L’incroyable histoire d’amitié qui va lier un esclave hébreu, Eliakoum, à un prince égyptien, Ankhéfhéni, sensible à la souffrance humaine.
Sur fond de sortie d’Egypte, découvrez au fil des épisodes comment un héritier du trône égyptien s’apprête à troquer le pouvoir absolu contre une vérité qui le transcende, au fil de ses débats théologiques avec l’un des représentants de la caste la plus méprisée et la plus vile de la société égyptienne.
« Si tu n’étires pas plus l’arc, tu n’arriveras à rien… »
« Qui va là ?! » lança l’égyptien d’une voix sèche et menaçante. Il regardait çà et là, ne sachant pas d’où venait la voix de son interlocuteur.
Quelques instants plus tard, des craquements de branches se firent entendre derrière lui.
Une silhouette élancée se dessina sur le mur. Celle d’un homme agile, au maintien fier et robuste. Le prince égyptien de retourna. L’homme, un esclave hébreu selon toute vraisemblance, avait un regard profond. Bien qu’il se trouva nez à nez avec un égyptien, un prince de surcroît, il dégageait plein d’assurance.

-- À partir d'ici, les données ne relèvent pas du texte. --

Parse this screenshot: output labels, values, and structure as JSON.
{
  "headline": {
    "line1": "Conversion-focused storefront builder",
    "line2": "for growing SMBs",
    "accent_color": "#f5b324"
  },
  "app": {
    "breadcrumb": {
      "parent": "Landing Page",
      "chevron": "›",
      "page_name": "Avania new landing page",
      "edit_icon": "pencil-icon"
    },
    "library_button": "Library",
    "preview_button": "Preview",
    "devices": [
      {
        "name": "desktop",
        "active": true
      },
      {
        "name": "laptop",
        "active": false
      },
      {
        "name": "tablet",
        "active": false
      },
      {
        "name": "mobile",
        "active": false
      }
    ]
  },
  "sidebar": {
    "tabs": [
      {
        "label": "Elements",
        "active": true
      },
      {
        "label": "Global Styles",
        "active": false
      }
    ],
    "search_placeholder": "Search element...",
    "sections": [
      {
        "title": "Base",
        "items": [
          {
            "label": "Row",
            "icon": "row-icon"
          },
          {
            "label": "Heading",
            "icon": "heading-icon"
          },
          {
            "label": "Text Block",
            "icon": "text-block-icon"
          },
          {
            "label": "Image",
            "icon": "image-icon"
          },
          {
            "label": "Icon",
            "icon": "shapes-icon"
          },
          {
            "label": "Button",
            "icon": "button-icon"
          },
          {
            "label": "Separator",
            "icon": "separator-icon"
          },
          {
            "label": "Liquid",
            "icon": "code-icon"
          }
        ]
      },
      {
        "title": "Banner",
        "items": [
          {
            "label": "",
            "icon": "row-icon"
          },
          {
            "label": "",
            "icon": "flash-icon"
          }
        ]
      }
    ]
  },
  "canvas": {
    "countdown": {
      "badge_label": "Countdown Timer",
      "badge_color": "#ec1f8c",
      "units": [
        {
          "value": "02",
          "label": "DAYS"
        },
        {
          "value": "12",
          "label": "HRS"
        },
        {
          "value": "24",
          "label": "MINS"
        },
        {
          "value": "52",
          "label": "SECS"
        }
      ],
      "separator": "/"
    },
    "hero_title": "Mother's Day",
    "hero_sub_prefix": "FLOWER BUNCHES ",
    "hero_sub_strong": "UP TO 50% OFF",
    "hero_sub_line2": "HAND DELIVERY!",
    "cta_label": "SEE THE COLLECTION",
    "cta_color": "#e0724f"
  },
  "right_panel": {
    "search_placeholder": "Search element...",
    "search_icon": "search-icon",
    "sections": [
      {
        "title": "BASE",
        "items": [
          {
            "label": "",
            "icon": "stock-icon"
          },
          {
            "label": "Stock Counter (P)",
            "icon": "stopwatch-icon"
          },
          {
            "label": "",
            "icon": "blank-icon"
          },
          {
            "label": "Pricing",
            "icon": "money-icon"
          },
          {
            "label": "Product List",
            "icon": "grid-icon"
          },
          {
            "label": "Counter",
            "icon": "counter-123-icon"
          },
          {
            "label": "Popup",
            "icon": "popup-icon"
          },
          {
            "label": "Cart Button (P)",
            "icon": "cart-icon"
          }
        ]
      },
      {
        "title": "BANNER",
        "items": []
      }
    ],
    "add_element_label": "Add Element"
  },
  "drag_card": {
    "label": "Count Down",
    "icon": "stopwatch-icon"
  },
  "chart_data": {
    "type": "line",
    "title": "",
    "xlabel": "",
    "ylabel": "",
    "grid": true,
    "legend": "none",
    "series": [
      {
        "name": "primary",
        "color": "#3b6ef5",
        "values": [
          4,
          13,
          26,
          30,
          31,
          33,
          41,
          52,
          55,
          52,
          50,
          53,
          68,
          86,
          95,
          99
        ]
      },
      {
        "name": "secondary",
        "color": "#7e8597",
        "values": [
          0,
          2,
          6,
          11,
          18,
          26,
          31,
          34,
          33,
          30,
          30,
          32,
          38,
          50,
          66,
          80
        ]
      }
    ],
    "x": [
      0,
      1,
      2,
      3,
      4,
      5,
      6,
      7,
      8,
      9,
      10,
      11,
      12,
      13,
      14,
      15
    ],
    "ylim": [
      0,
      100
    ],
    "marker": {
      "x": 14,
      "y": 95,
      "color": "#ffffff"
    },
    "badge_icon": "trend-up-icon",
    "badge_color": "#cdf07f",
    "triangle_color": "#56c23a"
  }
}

« Que me veux-tu l’hébreu ?! » dit l’égyptien d’un ton dur et méprisant.
« Je ne vous veux rien mon maître, mais à force de vous voir rater vos cibles, je me suis dit qu’un petit conseil serait le bienvenu... »
« Je n’ai nullement besoin de tes conseils l’hébreu, retourne travailler immédiatement, je pourrais te faire tuer ! » lui lança-t-il tout en se retournant vers sa cible de fortune.
« Je ferai selon vos désirs, Maître. Mais si vous comptez vous présenter aux jeux de la capitale, vous risqueriez une sacrée honte avec un tel maniement de l’arc… », dit–il en s’éloignant avec nonchalance.
L’égyptien interloqué se pinça légèrement les lèvres, réfléchit un instant, puis…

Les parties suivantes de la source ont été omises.